There is also an assumption that they are healthier….nothing could be further from the truth. Some of the side effects of these activities include, but not limited to:
Elevated Cortisol (which is immunosuppressive)
Low Human Growth Hormone
Low Testosterone Levels
Elevated C-Reactive Protein
Exposure to ROS (Rogue Oxygen Species)
So are you training to be fit, or are you training for a slamming body? There is a decision to be made. If you want to achieve a beautifully sculpted physique, then you have to follow a protocol which will help you achieve this. And this is where most people lose their way. They take up activities like Switch, Sweat 1000, Barre, Warrior Race, and possibly the stupidest shit I’ve ever heard of, Aerial Yoga! I can only assume they partake in these activities to meet other people, like a quasi-dating agency, because they’ll do exactly NOTHING to change your physique!

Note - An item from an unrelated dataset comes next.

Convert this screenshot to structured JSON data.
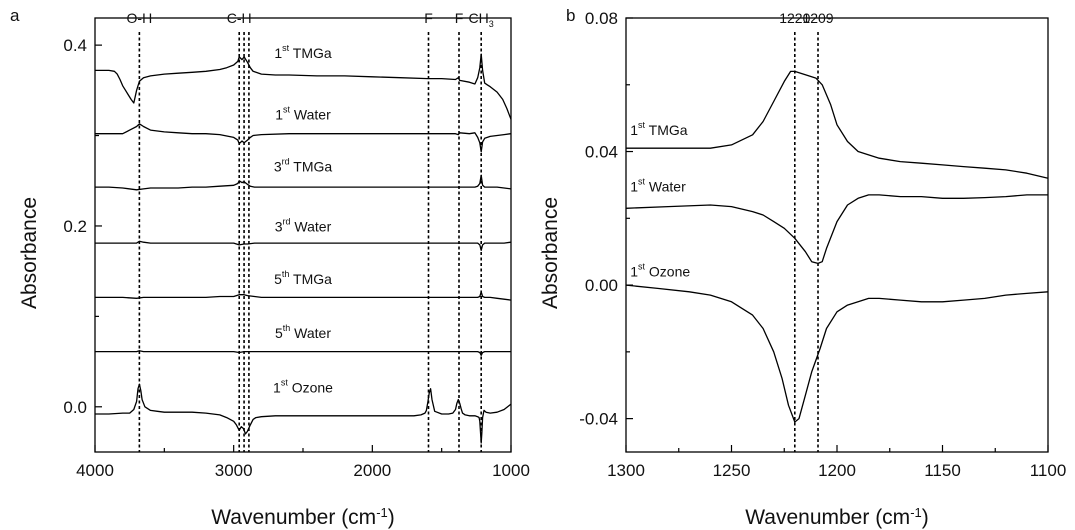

A Vox article referenced over 60 studies to show that exercise did very little if anything for fat loss! http://www.vox.com/2016/4/28/11518804/weight-loss-exercise-myth-burn-calories So why would the exercise we advocate be any different to any of these? Two reasons, one, is that we focus on food, specifically for the reasons referenced in the Vox articles, your fat loss is mostly driven by a net carbon deficit, and the most effective way of achieving a net carbon deficit is by decreasing carbon intake. Secondly, our goal is to add muscle, and in the case of women who think they’ll get big, NO, we’re talking about replacing fat with muscle, not trying to make you bigger!!! This only happens with progressive resistance, ie. Lifting heavier. Muscle doesn’t get bigger because you lift weights, it get’s bigger when you lift increasingly heavier weights. It will only respond to a stimulus on the threshold of its capacity! Most people train at most, maybe 4 hours a week, maybe a bit more if they’re enthusiastic. There are 168 hours a week, why does anyone think that 4 hours exercise out of 168 hours will make any significant impact. Well, it won’t if you lose muscle by doing cardio based nonsense. However, if you add muscle, you’ll be increasing the size of your engine. This means for the other 164 hours of the week you’ll be burning more fuel doing nothing, simply because bigger engines burn more fuel than smaller engines…….even at idle!